Astoria's Riverwalk holds lessons for downtown developmentCities are rediscovering their waterfronts. San Antonio was one of the earliest and became a national icon. Baltimore did it in the 1970s. In Oregon, Portland and Pendleton have done it, and Grants Pass has just launched its rediscovery of the Rogue River.
Of all these, Astoria has one of the grandest waterfronts. The Columbia River some 13 miles from its mouth is a broad swath, some 3 miles wide. It is a storied stretch of water, described by Indian legend and also by Robert Gray, Lewis and Clark, Washington Irving as well as by latter-day writers such as Robin Cody, Timothy Egan and Rex Ziak.
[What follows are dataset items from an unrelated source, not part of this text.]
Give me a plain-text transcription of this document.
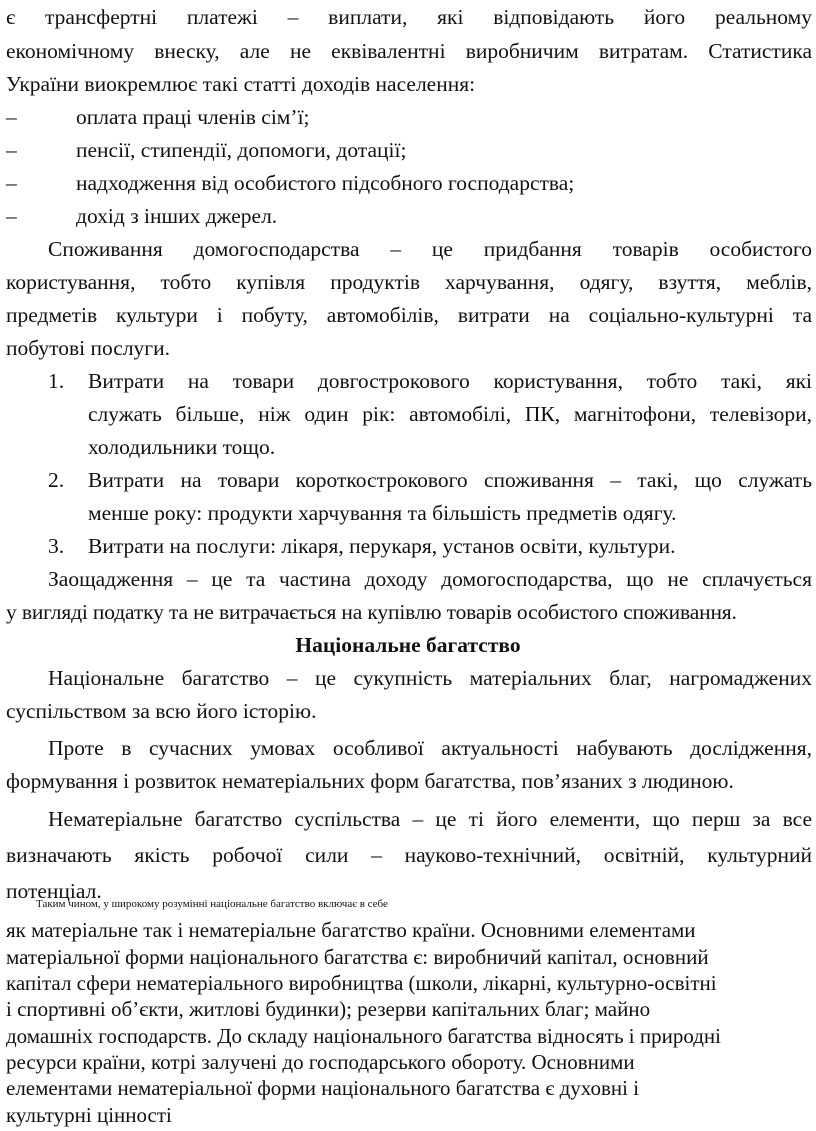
є трансфертні платежі – виплати, які відповідають його реальному
економічному внеску, але не еквівалентні виробничим витратам. Статистика
України виокремлює такі статті доходів населення:
–	оплата праці членів сім’ї;
–	пенсії, стипендії, допомоги, дотації;
–	надходження від особистого підсобного господарства;
–	дохід з інших джерел.
Споживання домогосподарства – це придбання товарів особистого
користування, тобто купівля продуктів харчування, одягу, взуття, меблів,
предметів культури і побуту, автомобілів, витрати на соціально-культурні та
побутові послуги.
1. Витрати на товари довгострокового користування, тобто такі, які
служать більше, ніж один рік: автомобілі, ПК, магнітофони, телевізори,
холодильники тощо.
2. Витрати на товари короткострокового споживання – такі, що служать
менше року: продукти харчування та більшість предметів одягу.
3. Витрати на послуги: лікаря, перукаря, установ освіти, культури.
Заощадження – це та частина доходу домогосподарства, що не сплачується
у вигляді податку та не витрачається на купівлю товарів особистого споживання.
Національне багатство
Національне багатство – це сукупність матеріальних благ, нагромаджених
суспільством за всю його історію.
Проте в сучасних умовах особливої актуальності набувають дослідження,
формування і розвиток нематеріальних форм багатства, пов’язаних з людиною.
Нематеріальне багатство суспільства – це ті його елементи, що перш за все
визначають якість робочої сили – науково-технічний, освітній, культурний
потенціал.
Таким чином, у широкому розумінні національне багатство включає в себе
як матеріальне так і нематеріальне багатство країни. Основними елементами
матеріальної форми національного багатства є: виробничий капітал, основний
капітал сфери нематеріального виробництва (школи, лікарні, культурно-освітні
і спортивні об’єкти, житлові будинки); резерви капітальних благ; майно
домашніх господарств. До складу національного багатства відносять і природні
ресурси країни, котрі залучені до господарського обороту. Основними
елементами нематеріальної форми національного багатства є духовні і
культурні цінності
To say that other cities would kill for a waterfront vista such as Astoria's is obvious. But for decades the town emulated other cities by turning its back on the Columbia.
The Sixth Street Pier Park, promoted by the entrepreneurial Astoria City Councilor Doug Thompson, debuted in 1979. Then-city planner Paul Benoit began to envision a river walkway that would give everyone an opportunity to take in the majesty of the Columbia while getting some exercise.
A grant here, a gift there and the eventual product is a path that extends from the Port of Astoria to Alderbrook. Total cost thus far is some $1.6 million.
The benefits of the Astoria Riverwalk are manifold. The town has become known in the region and far beyond for the trail. It is an amenity prized by residents. There is also a public health payoff. Researchers are realizing that towns which provide more opportunities for walking may see a decrease in heart-related illness.
The incremental nature of the Riverwalk's development is important to grasp. Benoit, the city and his successor have completed this project over more than a decade, piece by piece. It did not emerge full blown. That is an important lesson for those who are looking at prospective downtown development.
As Sandra Swain's Friday article noted, the Riverwalk's completion is an event to celebrate.